In 1991, JNE developed its international network by joining the International Air Transport Association (IATA), facilitating global delivery services, and created a network of courier companies in Indonesia, Singapore, Japan, Malaysia, the Philippines, Taiwan and Hong Kong, by forming the Association Courier Conference of Asia (ACCA). Increased competition during the early 1990s resulted in domestic expansion, as well as the parent company competing with its own division, as JNE sought to retain its local marketshare. Suparno spun JNE off in 1993. The new entity established a new logo and policies, distinguishing it from TIKI.

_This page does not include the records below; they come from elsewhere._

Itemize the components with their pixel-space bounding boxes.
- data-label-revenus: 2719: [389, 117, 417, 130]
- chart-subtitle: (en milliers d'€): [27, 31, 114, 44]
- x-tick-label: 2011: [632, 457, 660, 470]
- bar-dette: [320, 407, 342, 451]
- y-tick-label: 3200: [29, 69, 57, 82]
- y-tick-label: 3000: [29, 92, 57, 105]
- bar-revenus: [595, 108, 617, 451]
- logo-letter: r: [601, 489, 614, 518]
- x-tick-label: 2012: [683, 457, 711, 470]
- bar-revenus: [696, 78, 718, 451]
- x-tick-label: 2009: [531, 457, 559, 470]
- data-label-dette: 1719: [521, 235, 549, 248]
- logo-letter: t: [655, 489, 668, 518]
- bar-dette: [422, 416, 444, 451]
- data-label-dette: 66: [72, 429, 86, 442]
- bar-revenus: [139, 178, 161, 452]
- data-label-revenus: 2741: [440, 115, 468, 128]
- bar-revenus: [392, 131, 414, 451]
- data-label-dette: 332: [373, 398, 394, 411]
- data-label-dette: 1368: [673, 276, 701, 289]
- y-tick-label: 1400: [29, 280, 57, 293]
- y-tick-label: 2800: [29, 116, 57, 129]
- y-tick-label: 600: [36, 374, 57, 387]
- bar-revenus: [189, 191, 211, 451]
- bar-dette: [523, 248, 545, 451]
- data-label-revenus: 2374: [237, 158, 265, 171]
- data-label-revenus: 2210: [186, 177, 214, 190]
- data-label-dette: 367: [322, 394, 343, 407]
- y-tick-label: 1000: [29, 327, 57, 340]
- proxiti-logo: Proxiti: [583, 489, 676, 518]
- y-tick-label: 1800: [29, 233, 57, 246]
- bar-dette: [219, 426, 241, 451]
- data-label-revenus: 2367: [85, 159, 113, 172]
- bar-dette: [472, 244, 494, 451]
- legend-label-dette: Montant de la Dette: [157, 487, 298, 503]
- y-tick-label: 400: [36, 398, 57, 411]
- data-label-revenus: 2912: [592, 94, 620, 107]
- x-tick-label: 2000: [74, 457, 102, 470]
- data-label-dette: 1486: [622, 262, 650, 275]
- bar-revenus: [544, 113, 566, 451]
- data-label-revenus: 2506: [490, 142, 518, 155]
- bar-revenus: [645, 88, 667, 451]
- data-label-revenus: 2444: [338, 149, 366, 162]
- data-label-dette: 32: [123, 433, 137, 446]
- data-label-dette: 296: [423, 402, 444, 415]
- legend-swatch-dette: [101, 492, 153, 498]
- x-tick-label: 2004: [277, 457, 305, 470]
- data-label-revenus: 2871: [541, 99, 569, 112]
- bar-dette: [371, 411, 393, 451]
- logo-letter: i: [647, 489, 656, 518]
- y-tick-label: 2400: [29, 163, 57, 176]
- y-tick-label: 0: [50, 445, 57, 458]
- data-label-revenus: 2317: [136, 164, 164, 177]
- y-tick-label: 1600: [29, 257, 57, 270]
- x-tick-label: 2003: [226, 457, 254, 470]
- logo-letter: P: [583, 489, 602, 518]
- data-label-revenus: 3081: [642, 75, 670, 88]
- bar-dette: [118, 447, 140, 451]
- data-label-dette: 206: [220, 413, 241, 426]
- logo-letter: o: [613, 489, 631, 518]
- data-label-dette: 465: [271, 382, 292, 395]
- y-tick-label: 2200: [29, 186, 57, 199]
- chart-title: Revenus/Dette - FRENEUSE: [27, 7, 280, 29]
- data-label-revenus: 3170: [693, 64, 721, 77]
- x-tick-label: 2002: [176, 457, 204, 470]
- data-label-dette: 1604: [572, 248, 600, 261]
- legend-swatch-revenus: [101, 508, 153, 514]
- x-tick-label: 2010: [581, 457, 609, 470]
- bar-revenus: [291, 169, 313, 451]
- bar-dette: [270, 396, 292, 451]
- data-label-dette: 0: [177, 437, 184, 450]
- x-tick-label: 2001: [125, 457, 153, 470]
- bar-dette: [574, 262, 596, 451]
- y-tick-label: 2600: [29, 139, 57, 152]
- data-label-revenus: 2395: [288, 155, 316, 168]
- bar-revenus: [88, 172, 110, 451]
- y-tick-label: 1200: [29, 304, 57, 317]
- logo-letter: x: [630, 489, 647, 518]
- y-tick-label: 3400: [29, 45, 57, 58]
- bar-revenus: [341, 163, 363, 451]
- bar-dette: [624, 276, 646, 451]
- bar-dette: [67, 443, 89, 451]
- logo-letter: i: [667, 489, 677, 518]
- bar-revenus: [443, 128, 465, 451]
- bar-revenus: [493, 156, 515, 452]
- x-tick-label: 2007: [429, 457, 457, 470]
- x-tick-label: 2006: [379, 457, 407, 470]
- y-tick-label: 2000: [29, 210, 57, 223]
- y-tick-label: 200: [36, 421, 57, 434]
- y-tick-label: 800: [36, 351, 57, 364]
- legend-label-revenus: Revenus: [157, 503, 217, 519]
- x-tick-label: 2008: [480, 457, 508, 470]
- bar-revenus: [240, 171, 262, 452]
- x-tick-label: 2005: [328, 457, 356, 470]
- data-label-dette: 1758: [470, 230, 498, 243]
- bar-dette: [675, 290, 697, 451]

Undergoing rapid growth, JNE acquired real estate in 2002 and established the JNE Sorting Center in Jakarta where, in 2004, the JNE headquarters was also acquired.

In 2018, JNE announced the construction of a mega logistics hub near Soekarno–Hatta International Airport to increase its parcel handling capacity in response to the rapid growth of e-commerce in Indonesia. The facility represented an initial investment of about Rp500 billion and was expected to handle up to one million packages per day.

Following the death of the founder in 2015, his son, M. Feriadi Soeprapto, became a director and president of the company, which then had approximately 5,000 outlets and employed about 13,000 individuals. In 2019, it had a delivery fleet of about 10,000 vehicles and employed 45,000 Indonesians. Other company directors are Chandra Fireta and Edi Santoso.

==TIKI and JNE==
Starting as a division from TIKI, JNE eventually split from TIKI and became an independent company. Both companies are founded by Suparno.